Question

Two cells of e.m.f. ${E_1}$ and ${E_2}$ are joined in series and the balancing length of the potential wire is $625$ cm. If the terminals of ${E_1}$ are reversed, the balancing length obtained is $125$ cm. Given ${E_2} > {E_1}$ , the ratio ${E_1}:{E_2}$ will be
(A) $2:3$
(B) $5:1$
(C) $3:2$
(D) $1:5$

Answer 1

The balancing length of the potentiometer when the two cells are connected in series is given. When the cell ${E_1}$ is connected in reverse manner the balancing length is given. The balancing length in the potentiometer is directly proportional to the sum of the emf of the cells. Using this, we can find the required relation.
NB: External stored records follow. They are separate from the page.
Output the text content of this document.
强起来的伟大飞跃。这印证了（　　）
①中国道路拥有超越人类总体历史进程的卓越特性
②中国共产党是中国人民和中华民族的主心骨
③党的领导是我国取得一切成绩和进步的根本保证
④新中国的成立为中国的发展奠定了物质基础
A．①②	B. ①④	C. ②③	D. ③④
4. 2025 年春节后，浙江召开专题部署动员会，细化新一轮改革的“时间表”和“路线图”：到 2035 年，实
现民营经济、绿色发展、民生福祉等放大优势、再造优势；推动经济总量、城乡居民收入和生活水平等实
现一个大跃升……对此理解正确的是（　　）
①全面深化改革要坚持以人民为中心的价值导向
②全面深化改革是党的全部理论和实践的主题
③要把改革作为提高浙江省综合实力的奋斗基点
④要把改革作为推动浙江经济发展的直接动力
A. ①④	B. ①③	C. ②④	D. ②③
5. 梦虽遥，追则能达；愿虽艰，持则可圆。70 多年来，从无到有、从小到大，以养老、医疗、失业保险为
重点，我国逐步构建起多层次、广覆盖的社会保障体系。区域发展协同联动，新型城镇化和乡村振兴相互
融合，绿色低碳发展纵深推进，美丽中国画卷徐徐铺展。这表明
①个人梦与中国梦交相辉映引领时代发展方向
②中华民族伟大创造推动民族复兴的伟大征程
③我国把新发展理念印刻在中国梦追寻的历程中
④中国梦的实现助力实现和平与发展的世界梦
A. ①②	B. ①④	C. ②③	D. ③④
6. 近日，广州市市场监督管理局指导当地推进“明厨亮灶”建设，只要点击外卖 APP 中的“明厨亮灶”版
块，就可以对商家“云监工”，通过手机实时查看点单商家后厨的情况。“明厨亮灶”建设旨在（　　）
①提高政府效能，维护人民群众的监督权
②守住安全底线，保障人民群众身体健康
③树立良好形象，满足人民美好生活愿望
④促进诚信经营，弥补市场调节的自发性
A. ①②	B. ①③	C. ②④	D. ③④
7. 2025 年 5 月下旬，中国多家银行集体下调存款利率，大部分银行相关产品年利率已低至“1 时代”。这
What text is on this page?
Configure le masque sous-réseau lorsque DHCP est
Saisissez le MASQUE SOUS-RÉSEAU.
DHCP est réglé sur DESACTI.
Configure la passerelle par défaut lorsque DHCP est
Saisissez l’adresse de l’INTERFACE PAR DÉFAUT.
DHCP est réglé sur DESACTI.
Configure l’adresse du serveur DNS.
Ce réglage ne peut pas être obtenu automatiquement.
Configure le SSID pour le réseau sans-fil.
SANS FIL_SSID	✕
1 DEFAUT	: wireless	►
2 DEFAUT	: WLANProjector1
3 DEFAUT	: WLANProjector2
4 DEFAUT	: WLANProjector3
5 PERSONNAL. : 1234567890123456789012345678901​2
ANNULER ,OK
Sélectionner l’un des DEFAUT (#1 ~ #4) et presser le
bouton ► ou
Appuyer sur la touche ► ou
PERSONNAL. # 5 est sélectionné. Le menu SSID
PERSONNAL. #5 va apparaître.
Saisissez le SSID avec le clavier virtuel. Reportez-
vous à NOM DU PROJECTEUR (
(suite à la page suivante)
Complete step by step solution: The working principle of the potentiometer depends on the potential across any portion of the wire which is directly proportional to the length of the wire. Potentiometer can be used to find the emf of an unknown cell. Potentiometer is also used to determine the internal resistance of the cell.
The balancing length of the potentiometer is proportional to the net emf of the cells.
When the cells are connected in series, the net emf is ${E_2} + {E_1}$ and the balancing length is $652$ cm.
When the cell ${E_1}$ is reversed, the net emf of the cell will be ${E_2} - {E_1}$ and this balancing length is given as $125$ cm. As balancing length is proportional to net emf thus, we have:
${E_2} + {E_1}\,\alpha \,625$ --equation $1$
And ${E_2} - {E_1}\,\alpha \,125$ --equation $2$
Dividing equation $1$ by equation $2$ , we get
$\dfrac{{{E_2} + {E_1}}}{{{E_2} - {E_1}}}\, = \dfrac{{625\,}}{{125}}$
$\Rightarrow \dfrac{{{E_2} + {E_1}}}{{{E_2} - {E_1}}}\, = \dfrac{5}{1}$
We need to find the ratio ${E_1}:{E_2}$ , solving the above equation we get.
$\Rightarrow {E_2} + {E_1}\, = 5\left( {{E_2} - {E_1}} \right)$
$\Rightarrow {E_2} + {E_1}\, = 5{E_2} - 5{E_1}$
$\Rightarrow 6{E_1}\, = 4{E_2}$
$\Rightarrow \dfrac{{{E_1}}}{{{E_2}}} = \dfrac{4}{6} = \dfrac{2}{3}$
$\Rightarrow {E_1}:{E_2} = 2:3$
The required ratio ${E_1}:{E_2}$ is $2:3$

Therefore, $1$ is the correct option.

Note: The net emf of the potentiometer is proportional to the balancing length of the potentiometer. It is given that ${E_2} > {E_1}$ thus, we must take the difference as $\left( {{E_2} - {E_1}} \right)$ . When the cell is reversed the balancing length decreases as the net emf of the cell decreases.